Только воспел гуманность советского закона — как стране явилась новая Конституция, ещё более справедливая, правильная и честная, хотя быть этого, казалось, уже и не могло, настолько хорош был предыдущий документ. (Игровой “Цирк” имел оглушительный успех, и режиссёру немедля поручили снять и документальный аналог — “Доклад товарища Сталина о проекте Конституции СССР”.)

Только восславил советские таланты и для демонстрации их выдумал целую музыкальную олимпиаду — как страна гордо отвернулась от проходящих в фашистском Берлине Олимпийских игр: “мы выше примитивной состязательности в спорте”. (Самые политически зрелые умы полагали, что александровская “Волга-Волга” — антитеза снятой на тех играх “Олимпии” Лени Рифеншталь.)
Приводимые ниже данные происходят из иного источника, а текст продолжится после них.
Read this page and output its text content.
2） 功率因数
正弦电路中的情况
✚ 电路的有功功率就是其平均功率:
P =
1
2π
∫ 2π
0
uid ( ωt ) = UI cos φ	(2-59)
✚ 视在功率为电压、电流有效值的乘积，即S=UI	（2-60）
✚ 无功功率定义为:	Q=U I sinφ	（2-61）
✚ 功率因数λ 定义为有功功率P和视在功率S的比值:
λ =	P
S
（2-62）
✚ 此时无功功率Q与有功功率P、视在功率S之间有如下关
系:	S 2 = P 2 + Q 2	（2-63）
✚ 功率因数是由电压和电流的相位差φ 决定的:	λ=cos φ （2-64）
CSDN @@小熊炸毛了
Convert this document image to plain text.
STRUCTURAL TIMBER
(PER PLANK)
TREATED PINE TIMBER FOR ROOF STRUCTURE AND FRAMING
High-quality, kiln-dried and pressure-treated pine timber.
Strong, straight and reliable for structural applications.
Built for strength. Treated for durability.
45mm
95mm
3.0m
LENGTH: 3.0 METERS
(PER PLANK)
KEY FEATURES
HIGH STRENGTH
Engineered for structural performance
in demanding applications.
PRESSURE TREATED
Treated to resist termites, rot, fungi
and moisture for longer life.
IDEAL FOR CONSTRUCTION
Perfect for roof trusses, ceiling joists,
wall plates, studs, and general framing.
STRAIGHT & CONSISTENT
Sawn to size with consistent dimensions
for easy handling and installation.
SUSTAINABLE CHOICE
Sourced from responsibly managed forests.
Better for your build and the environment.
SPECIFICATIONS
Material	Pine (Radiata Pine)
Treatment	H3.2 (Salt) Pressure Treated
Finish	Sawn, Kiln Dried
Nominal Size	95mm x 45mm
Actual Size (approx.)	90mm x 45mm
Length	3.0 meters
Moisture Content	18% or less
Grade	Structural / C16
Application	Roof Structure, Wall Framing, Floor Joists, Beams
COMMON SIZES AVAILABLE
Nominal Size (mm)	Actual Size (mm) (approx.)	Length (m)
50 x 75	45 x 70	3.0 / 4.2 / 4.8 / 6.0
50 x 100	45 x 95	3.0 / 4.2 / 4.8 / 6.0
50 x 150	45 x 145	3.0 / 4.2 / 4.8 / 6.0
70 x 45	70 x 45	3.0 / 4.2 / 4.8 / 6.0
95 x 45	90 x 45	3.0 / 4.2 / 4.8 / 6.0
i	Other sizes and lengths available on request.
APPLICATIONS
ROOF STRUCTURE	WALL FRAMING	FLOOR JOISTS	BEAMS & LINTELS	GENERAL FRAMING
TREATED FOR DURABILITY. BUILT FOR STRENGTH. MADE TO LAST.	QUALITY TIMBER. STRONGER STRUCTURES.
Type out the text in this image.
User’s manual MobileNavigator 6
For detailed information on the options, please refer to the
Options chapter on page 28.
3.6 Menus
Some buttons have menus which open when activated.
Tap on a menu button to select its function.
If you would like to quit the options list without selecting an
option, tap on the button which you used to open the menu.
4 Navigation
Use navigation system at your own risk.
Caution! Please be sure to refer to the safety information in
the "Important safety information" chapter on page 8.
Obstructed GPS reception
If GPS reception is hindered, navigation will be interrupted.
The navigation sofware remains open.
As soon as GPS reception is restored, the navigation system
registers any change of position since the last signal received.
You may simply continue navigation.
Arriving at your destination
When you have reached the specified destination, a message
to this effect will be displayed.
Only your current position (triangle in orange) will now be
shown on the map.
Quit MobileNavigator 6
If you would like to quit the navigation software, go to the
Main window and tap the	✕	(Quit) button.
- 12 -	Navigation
Он возвеличил советскую женщину, что успевала и полторы сотни ткацких станков обслужить, и внешность свою до голливудских стандартов довести, и орден Ленина получить, да ещё и попутно ослепить всех окружающих мужчин, с орденами и без, — а миллионы подобных женщин уже трудились на заводах, и рулили тракторами, и сеяли, и жали, и ткали, и лили чугун, и запрет на аборты в стране единогласно поддерживали. (“Светлый путь” называли “второй и удавшейся песней о счастье советской женщины” после снятой с экранов бедовой “Колыбельной” Дзиги Вертова.)

Он восхвалил советских учёных, чьи выдающиеся умы постигали тайны Солнца, — а научные институты уже работали рьяно, приближая космические полёты и освоение дальних планет. Свободный и радостный труд научной интеллигенции при всеобъемлющей и уважительной поддержке интеллигенции творческой явился в “Весне” как в зеркале жизни.

Да, Александров отражал реальность, хоть и сдабривая песнями-юмором. Да, его фильмы были — правда и ничего, кроме правды, о животрепещущем сегодняшнем дне. В это верил сам. В этом убеждали и всегда высокие, прямо-таки фантастические сборы. Публика голосовала и сердцем, и рублём; а сердце зрителя не обманешь. Неизменно строгого и непоколебимо справедливого зрителя СССР — тем более.